Warner is cautious but optimistic about the internet’s archival capacity. While she notes the sensory thinness of digital reading—the way screen-based texts “slip from memory”—she also acknowledges the unprecedented access to global literary traditions afforded by digitisation. For researchers, this means that literature no longer exists in neatly bounded national or linguistic canons, but rather circulates in what she calls a “sea of stories.”
This has direct relevance for creative writing students, editors, and publishers. Understanding where texts come from, how they have travelled, and how they resonate across cultures is increasingly part of a responsible publishing practice. Research, in this sense, is not merely academic; it is a way of reading ethically, of placing one’s work in dialogue with wider literary, political, and historical currents.

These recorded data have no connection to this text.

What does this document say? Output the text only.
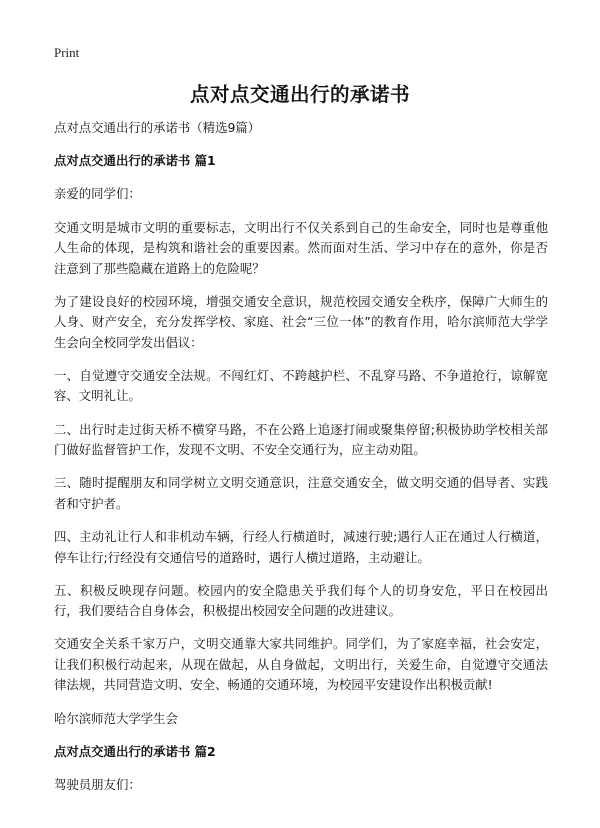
Print
点对点交通出行的承诺书

点对点交通出行的承诺书（精选9篇）

点对点交通出行的承诺书 篇1

亲爱的同学们：

交通文明是城市文明的重要标志，文明出行不仅关系到自己的生命安全，同时也是尊重他人生命的体现，是构筑和谐社会的重要因素。然而面对生活、学习中存在的意外，你是否注意到了那些隐藏在道路上的危险呢？

为了建设良好的校园环境，增强交通安全意识，规范校园交通安全秩序，保障广大师生的人身、财产安全，充分发挥学校、家庭、社会“三位一体”的教育作用，哈尔滨师范大学学生会向全校同学发出倡议：

一、自觉遵守交通安全法规。不闯红灯、不跨越护栏、不乱穿马路、不争道抢行，谅解宽容、文明礼让。

二、出行时走过街天桥不横穿马路，不在公路上追逐打闹或聚集停留;积极协助学校相关部门做好监督管护工作，发现不文明、不安全交通行为，应主动劝阻。

三、随时提醒朋友和同学树立文明交通意识，注意交通安全，做文明交通的倡导者、实践者和守护者。

四、主动礼让行人和非机动车辆，行经人行横道时，减速行驶;遇行人正在通过人行横道，停车让行;行经没有交通信号的道路时，遇行人横过道路，主动避让。

五、积极反映现存问题。校园内的安全隐患关乎我们每个人的切身安危，平日在校园出行，我们要结合自身体会，积极提出校园安全问题的改进建议。

交通安全关系千家万户，文明交通靠大家共同维护。同学们，为了家庭幸福，社会安定，让我们积极行动起来，从现在做起，从自身做起，文明出行，关爱生命，自觉遵守交通法律法规，共同营造文明、安全、畅通的交通环境，为校园平安建设作出积极贡献!

哈尔滨师范大学学生会

点对点交通出行的承诺书 篇2

驾驶员朋友们：
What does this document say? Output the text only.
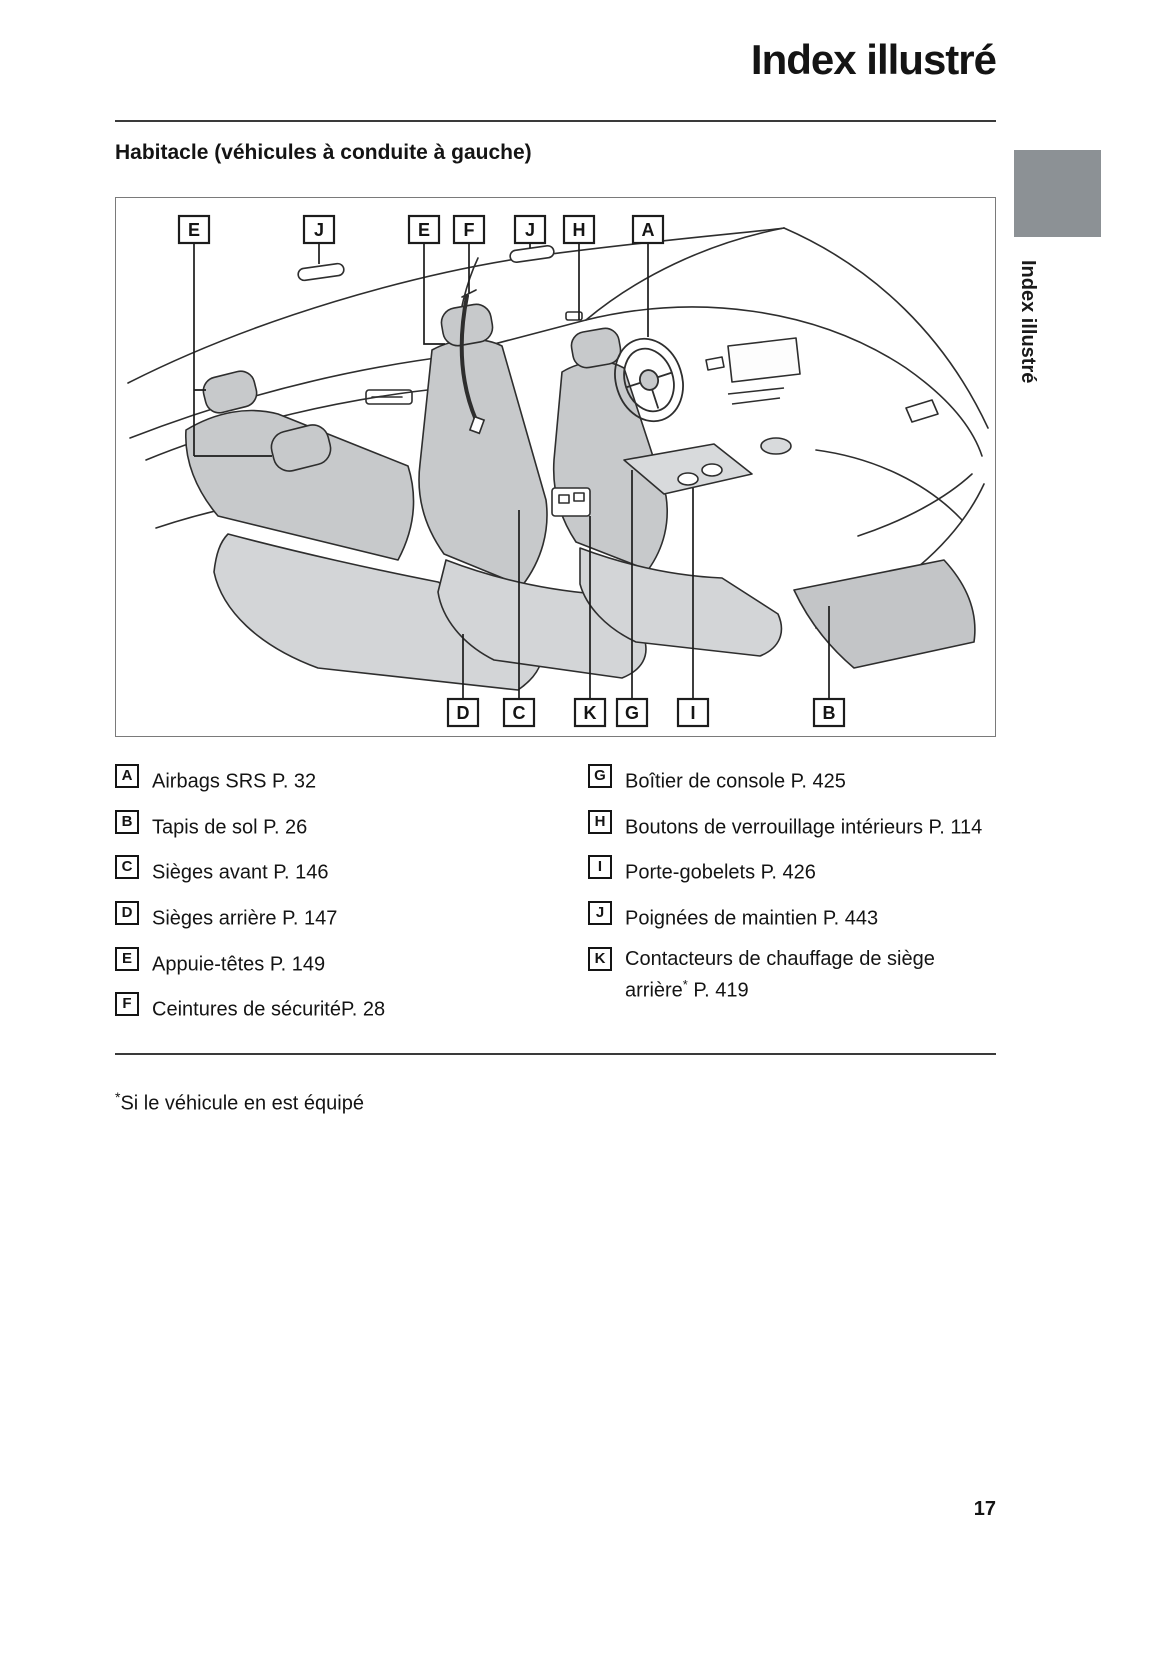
Index illustré
Habitacle (véhicules à conduite à gauche)
E	J	E F	J H	A
D C	K G	I	B
A Airbags SRS P. 32
B Tapis de sol P. 26
C Sièges avant P. 146
D Sièges arrière P. 147
E	Appuie-têtes P. 149
F	Ceintures de sécuritéP. 28
G Boîtier de console P. 425
H Boutons de verrouillage intérieurs P. 114
I	Porte-gobelets P. 426
J	Poignées de maintien P. 443
K Contacteurs de chauffage de siège arrière* P. 419

*Si le véhicule en est équipé

17
Index illustré
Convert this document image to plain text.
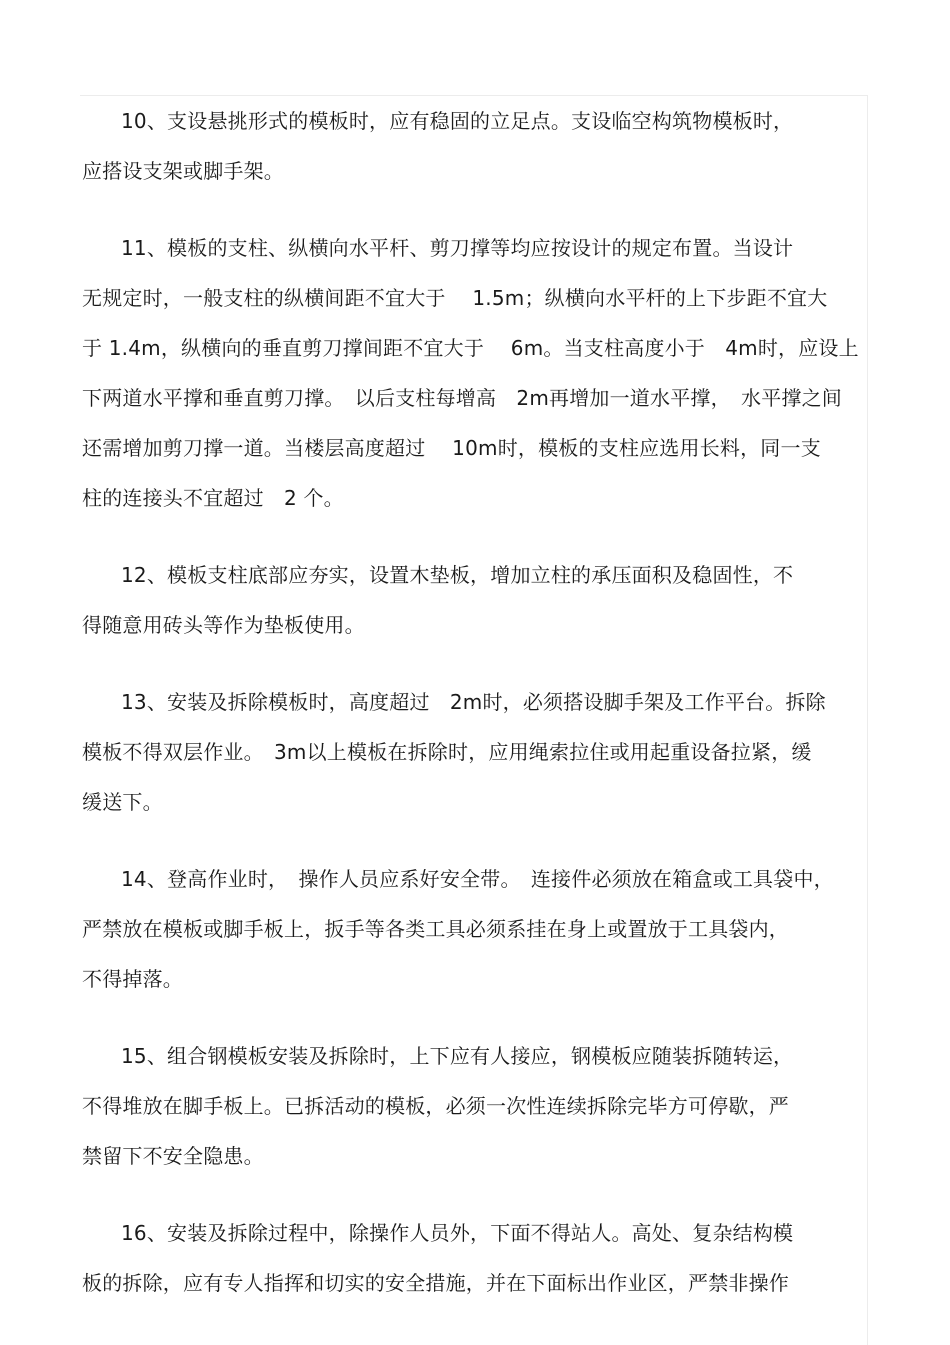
10、支设悬挑形式的模板时，应有稳固的立足点。支设临空构筑物模板时，
应搭设支架或脚手架。
11、模板的支柱、纵横向水平杆、剪刀撑等均应按设计的规定布置。当设计
无规定时，一般支柱的纵横间距不宜大于　 1.5m；纵横向水平杆的上下步距不宜大
于 1.4m，纵横向的垂直剪刀撑间距不宜大于　 6m。当支柱高度小于　4m时，应设上
下两道水平撑和垂直剪刀撑。　以后支柱每增高　2m再增加一道水平撑，　水平撑之间
还需增加剪刀撑一道。当楼层高度超过　 10m时，模板的支柱应选用长料，同一支
柱的连接头不宜超过　2 个。
12、模板支柱底部应夯实，设置木垫板，增加立柱的承压面积及稳固性，不
得随意用砖头等作为垫板使用。
13、安装及拆除模板时，高度超过　2m时，必须搭设脚手架及工作平台。拆除
模板不得双层作业。　3m以上模板在拆除时，应用绳索拉住或用起重设备拉紧，缓
缓送下。
14、登高作业时，　操作人员应系好安全带。　连接件必须放在箱盒或工具袋中，
严禁放在模板或脚手板上，扳手等各类工具必须系挂在身上或置放于工具袋内，
不得掉落。
15、组合钢模板安装及拆除时，上下应有人接应，钢模板应随装拆随转运，
不得堆放在脚手板上。已拆活动的模板，必须一次性连续拆除完毕方可停歇，严
禁留下不安全隐患。
16、安装及拆除过程中，除操作人员外，下面不得站人。高处、复杂结构模
板的拆除，应有专人指挥和切实的安全措施，并在下面标出作业区，严禁非操作
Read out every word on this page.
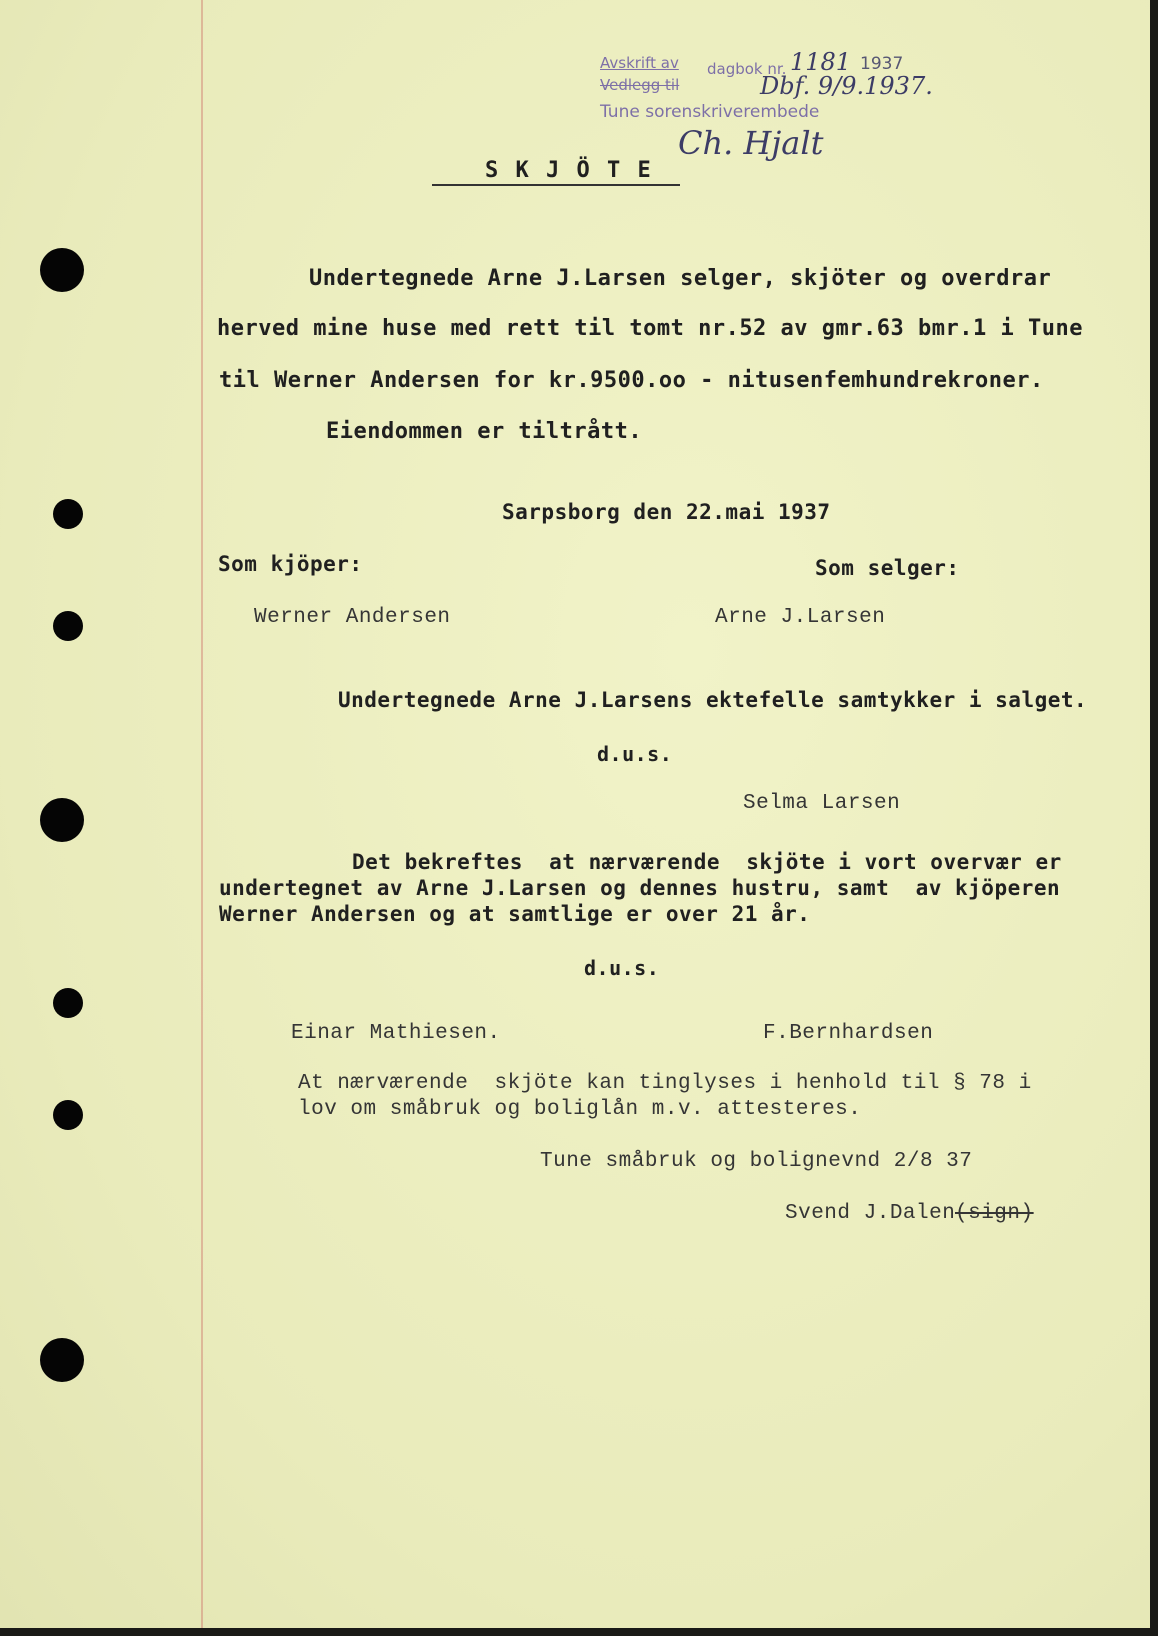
Avskrift av dagbok nr. 1181 1937
Vedlegg til	Dbf. 9/9.1937.
Tune sorenskriverembede
Ch. Hjalt
S K J Ö T E
Undertegnede Arne J.Larsen selger, skjöter og overdrar
herved mine huse med rett til tomt nr.52 av gmr.63 bmr.1 i Tune
til Werner Andersen for kr.9500.oo - nitusenfemhundrekroner.
Eiendommen er tiltrått.
Sarpsborg den 22.mai 1937
Som kjöper:	Som selger:
Werner Andersen	Arne J.Larsen
Undertegnede Arne J.Larsens ektefelle samtykker i salget.
d.u.s.
Selma Larsen
Det bekreftes  at nærværende  skjöte i vort overvær er
undertegnet av Arne J.Larsen og dennes hustru, samt  av kjöperen
Werner Andersen og at samtlige er over 21 år.
d.u.s.
Einar Mathiesen.	F.Bernhardsen
At nærværende  skjöte kan tinglyses i henhold til § 78 i
lov om småbruk og boliglån m.v. attesteres.
Tune småbruk og bolignevnd 2/8 37
Svend J.Dalen (sign)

5. Publishing as Ethical Engagement
Finally, both Warner and Suico et al. point towards the ethical dimensions of literary work. Warner’s engagement with performance traditions, refugee narratives, and multilingual poetry suggests a model of literature that is borderless, participatory, and often precarious. She writes of “communities of fate,” bound not by geography but by shared imaginative and emotional experiences. As the short video above shows, authors like Malorie Blackman who has been publishing challenging YA fiction for decades, are ethically shaping how new generations think and discuss issues connected with social class, gender and race.
In YA publishing, this finds expression in the increasing demand for texts that speak from and to diverse experiences—whether in terms of race, gender, class, disability, or migration. Suico et al. note that the field has moved decisively from simply promoting YA as a category to critically interrogating its politics, aesthetics, and institutional conditions.
Publishing, then, is not just about finding the next bestseller. It is about curating a space in which voices can be heard, where stories can challenge, affirm, provoke, and transform. It is about recognising that the work of literature does not end with the page, but begins there.
References
Suico, T., Donovan, S. J., Boyd, A. S., Hill, C., Bickmore, S., & Unsicker-Durham, S. (2023). Exploring Trends in a Growing Field: A Content Analysis of Young Adult Literature Scholarly Book Publications 2000–2020. English Education, 55(2), 116–135.
Warner, M. (2020). Out Loud: The Experience of Literature in the Digital Space, in Nasta, S. (ed.) Brave New Words: The Power of Writing Now. Myriad Editions.